In April, 2011, Bank of America named him global chief of legal, compliance and regulatory relations, a new position created at BoA to deal with its on-going mortgage woes arising from its acquisition of Countrywide Financial, the subprime lender it acquired in 2008, once the nation’s largest mortgage lender. http://dealbook.nytimes.com/2011/04/15/mortgage-woes-stall-bank-of-americas-revival/?ref=todayspaper
Lynch graduated Phi Beta Kappa from Syracuse University in 1972 and received his J.D. degree from Duke University School of Law in 1975. From 1985 to 1989, Lynch served as Chief of the Enforcement Division of the Securities & Exchange Commission. While there he brought cases, and obtained settlements, against Dennis Levine, Ivan Boesky and Michael Milken. In 1989 he negotiated a $650 million settlement with Drexel Burnham Lambert which was, at that time, the largest fine under securities laws.

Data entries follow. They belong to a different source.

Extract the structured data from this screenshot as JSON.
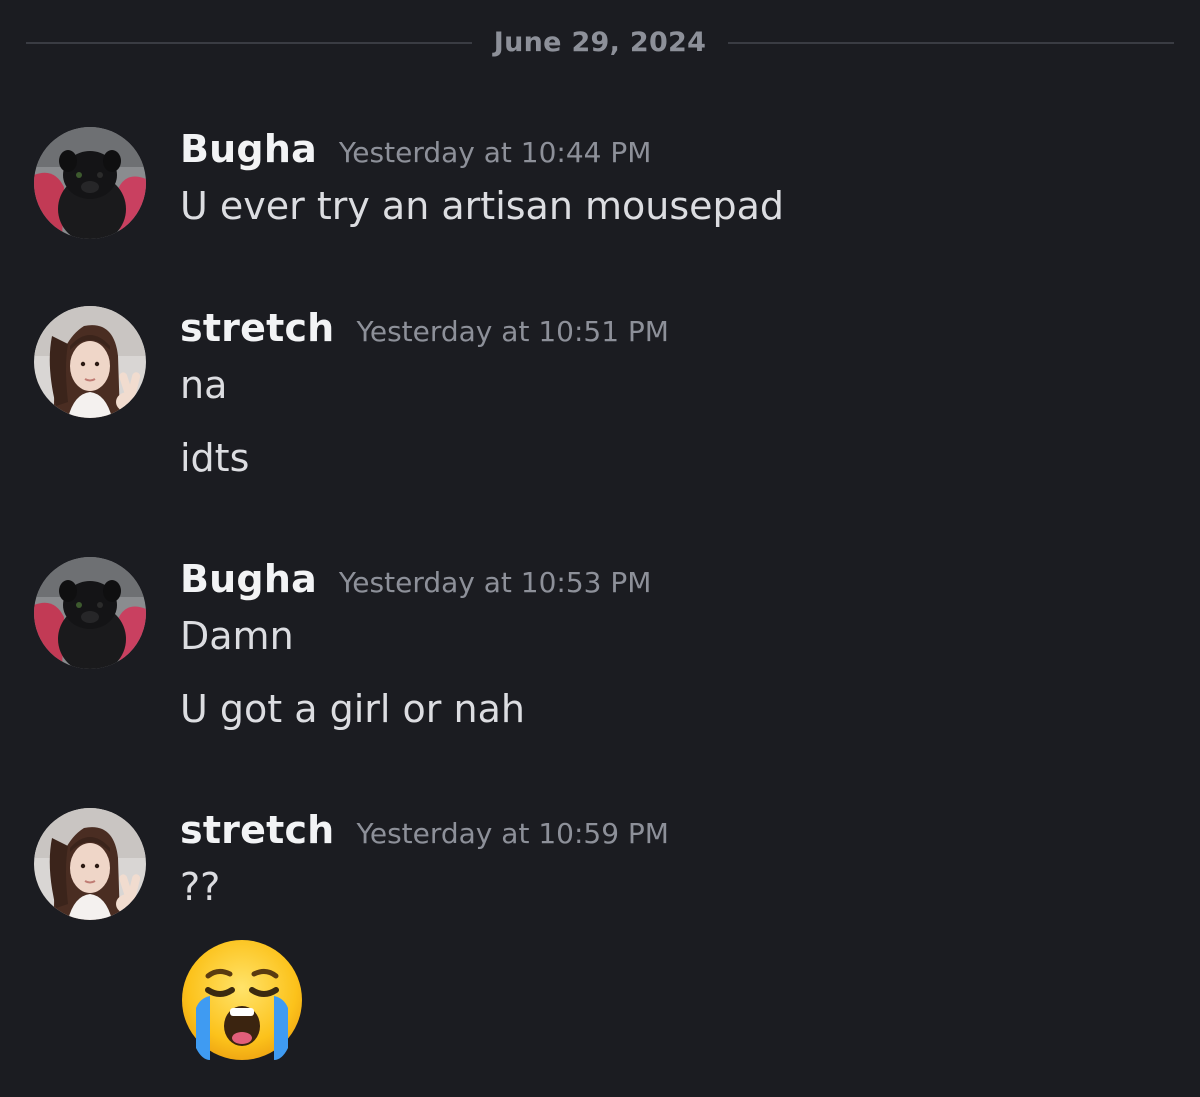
{
  "date_divider": "June 29, 2024",
  "messages": [
    {
      "author": "Bugha",
      "timestamp": "Yesterday at 10:44 PM",
      "lines": [
        "U ever try an artisan mousepad"
      ]
    },
    {
      "author": "stretch",
      "timestamp": "Yesterday at 10:51 PM",
      "lines": [
        "na",
        "idts"
      ]
    },
    {
      "author": "Bugha",
      "timestamp": "Yesterday at 10:53 PM",
      "lines": [
        "Damn",
        "U got a girl or nah"
      ]
    },
    {
      "author": "stretch",
      "timestamp": "Yesterday at 10:59 PM",
      "lines": [
        "??"
      ],
      "emoji": "loudly-crying-face-emoji"
    }
  ],
  "colors": {
    "background": "#1b1c21",
    "username": "#f2f3f5",
    "timestamp": "#8d9099",
    "message_text": "#dcdde1",
    "divider_line": "#3a3c43"
  },
  "icons": {
    "bugha_avatar": "pug-avatar-icon",
    "stretch_avatar": "peace-sign-selfie-avatar-icon"
  }
}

In 1989, Lynch joined the law firm of Davis Polk & Wardwell as a partner. He represented clients on SEC issues, including defending them on enforcement matters. While at Davis Polk, he often was brought in by companies to conduct independent investigations into possible wrongdoings.
Lynch joined Credit Suisse First Boston as Global General Counsel in October 2001 and later became Vice Chairman. At Credit Suisse Lynch worked to restore the company’s legal reputation by reaching agreements with regulators. In October 2005 Lynch was hired at Morgan Stanley by their then CEO John J. Mack, whom he had previously worked for at Credit Suisse.